Twenty-three people left the Coffee County Circuit Court Clerk's office since 2021. Unfiltered reported that number. What a number can't tell you is why.
Lisa Riddle Dixon can.
"I Am 1 of 23"
Dixon, a former employee of the Circuit Court Clerk's office under Clerk Jenny Anthony, posted a detailed public account on Facebook this week identifying herself as one of those 23 departures. Her account doesn't read like a disgruntled exit. It reads like a record.
She says she left because of two things: a policy that treated vulnerable families as a low priority, and a leadership style that made fairness optional.
Family Treatment Court Orders Were Deprioritized
Dixon says that after returning from a leave of absence to care for her son during a serious medical situation, she found the office had changed. The specific change she names:
"I was instructed to de-prioritize orders from Family Treatment Court, with the explanation that the office 'wasn't paid' to process them and that they should be handled last."
Family Treatment Court orders aren't administrative paperwork. They govern custody visits, family reunification, and the legal milestones that parents in addiction recovery must clear to be with their children again. Putting those orders at the back of the line -- because the office decided it wasn't compensated to handle them -- means families waited longer for outcomes they had already earned.
Dixon made that plain: "These aren't just cases. They are mothers and fathers fighting -- just like I was -- for their children."
On one occasion, a request to send a clerk to a Family Treatment Court graduation to hand a parent their final custody order was denied by leadership. Dixon says the request was called "extremely unnecessary."
The Conduct She Witnessed
Dixon also describes the leadership environment that led her to leave. She says a workplace issue involving her was handled on a one-sided account, without any effort to hear her side. Rather than a private conversation, she says she was publicly confronted, yelled at, and humiliated in front of coworkers and members of the public.
Her assessment: leadership allowed ego to outweigh professionalism and service.
That is her account. Jenny Anthony has not responded to Unfiltered's request to appear on the show. Anthony has not had the opportunity to respond to Dixon's specific allegations on record. If she does, Unfiltered will report it.
What the Number Means Now
When Unfiltered first reported that 23 of 25 positions in the Circuit Court Clerk's office had turned over since 2021, the number raised a question the data alone couldn't answer: what were people leaving?
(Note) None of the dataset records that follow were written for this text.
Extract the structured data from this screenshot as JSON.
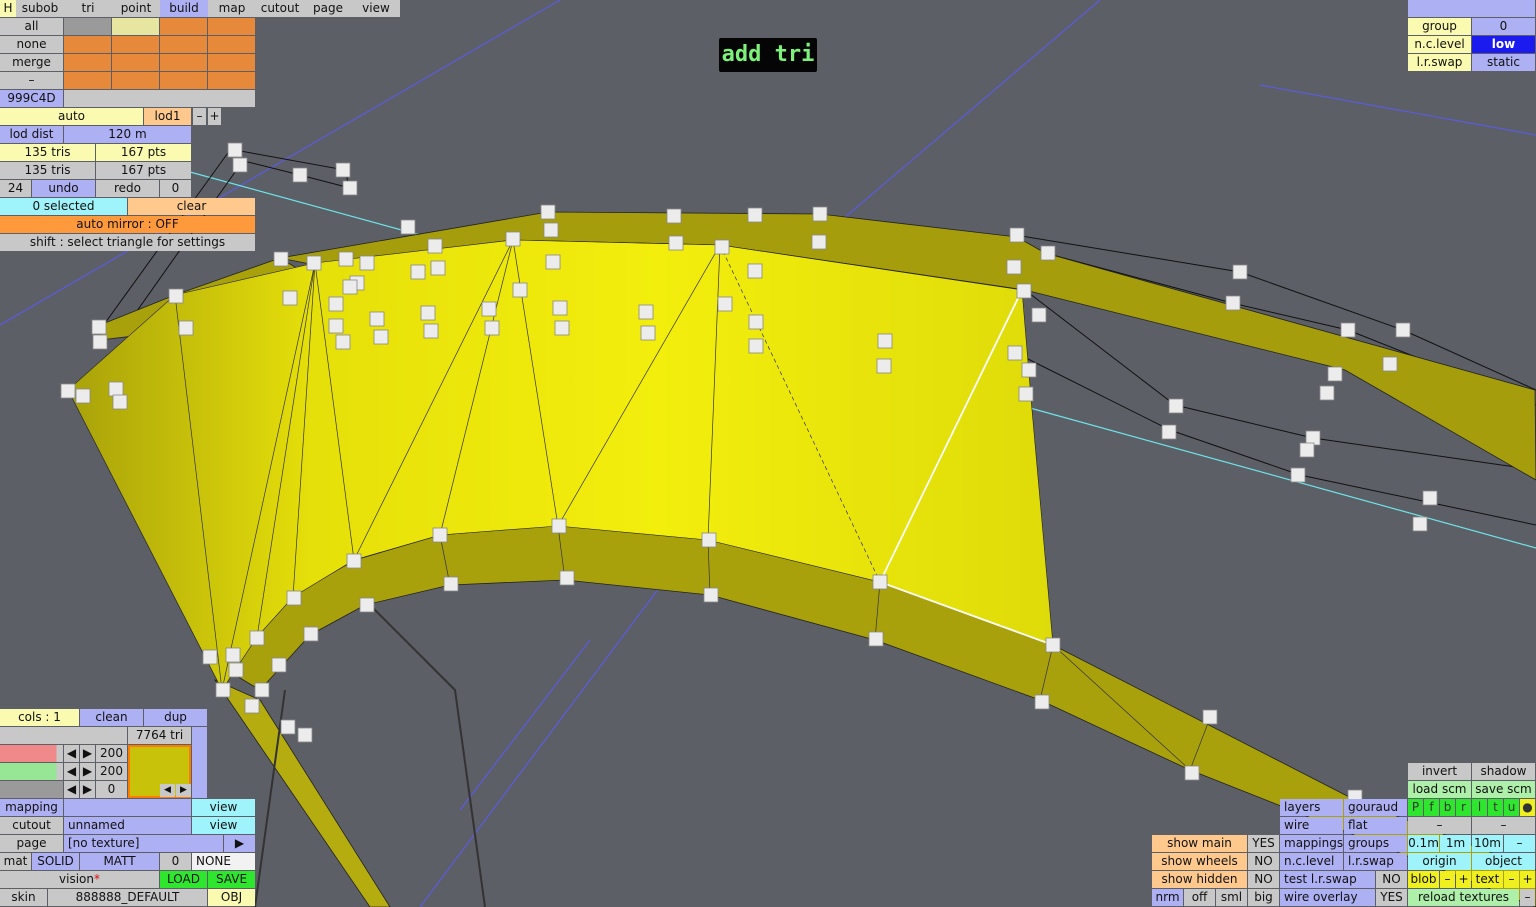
{
  "notice": "add tri",
  "top_tabs": [
    "H",
    "subob",
    "tri",
    "point",
    "build",
    "map",
    "cutout",
    "page",
    "view"
  ],
  "select": {
    "all": "all",
    "none": "none",
    "merge": "merge",
    "minus": "–"
  },
  "hex_id": "999C4D",
  "lod": {
    "auto": "auto",
    "lod1": "lod1",
    "minus": "–",
    "plus": "+",
    "dist_label": "lod dist",
    "dist_value": "120 m"
  },
  "counts": {
    "tris_a": "135 tris",
    "pts_a": "167 pts",
    "tris_b": "135 tris",
    "pts_b": "167 pts"
  },
  "history": {
    "left": "24",
    "undo": "undo",
    "redo": "redo",
    "right": "0"
  },
  "selection": {
    "selected": "0 selected",
    "clear": "clear",
    "mirror": "auto mirror : OFF",
    "hint": "shift : select triangle for settings"
  },
  "material": {
    "cols": "cols : 1",
    "clean": "clean",
    "dup": "dup",
    "tri_count": "7764 tri",
    "slider1": "200",
    "slider2": "200",
    "slider3": "0",
    "swatch_color": "#c9c20b",
    "mapping": "mapping",
    "view": "view",
    "cutout": "cutout",
    "cutout_val": "unnamed",
    "page": "page",
    "page_val": "[no texture]",
    "arrow": "▶",
    "mat": "mat",
    "solid": "SOLID",
    "matt": "MATT",
    "zero": "0",
    "none": "NONE",
    "vision": "vision",
    "star": "*",
    "load": "LOAD",
    "save": "SAVE",
    "skin": "skin",
    "skin_val": "888888_DEFAULT",
    "obj": "OBJ"
  },
  "top_right": {
    "group": "group",
    "group_val": "0",
    "nclevel": "n.c.level",
    "nclevel_val": "low",
    "lrswap": "l.r.swap",
    "lrswap_val": "static"
  },
  "bottom_mid": {
    "show_main": "show main",
    "yes1": "YES",
    "show_wheels": "show wheels",
    "no1": "NO",
    "show_hidden": "show hidden",
    "no2": "NO",
    "nrm": "nrm",
    "off": "off",
    "sml": "sml",
    "big": "big"
  },
  "bottom_right": {
    "layers": "layers",
    "gouraud": "gouraud",
    "wire": "wire",
    "flat": "flat",
    "mappings": "mappings",
    "groups": "groups",
    "nclevel": "n.c.level",
    "lrswap": "l.r.swap",
    "test_lrswap": "test l.r.swap",
    "no": "NO",
    "wire_overlay": "wire overlay",
    "yes": "YES",
    "invert": "invert",
    "shadow": "shadow",
    "load_scm": "load scm",
    "save_scm": "save scm",
    "flags": [
      "P",
      "f",
      "b",
      "r",
      "l",
      "t",
      "u",
      "●"
    ],
    "dash1": "–",
    "dash2": "–",
    "s01": "0.1m",
    "s1": "1m",
    "s10": "10m",
    "sdash": "–",
    "origin": "origin",
    "object": "object",
    "blob": "blob",
    "bminus": "–",
    "bplus": "+",
    "text": "text",
    "tminus": "–",
    "tplus": "+",
    "reload": "reload textures",
    "rdash": "–"
  }
}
Dixon's account gives that question a specific, named answer. A policy that deprioritized the most vulnerable cases the office handles. A workplace where humiliation was a management tool. A gap between what the office is supposed to do and what it chose to do.
Twenty-three people left. Dixon is the first to say publicly what she found when she was there.
The Republican Primary for Coffee County Circuit Court Clerk is on the ballot this May. Dixon has endorsed challenger Kelsie Parks Adams.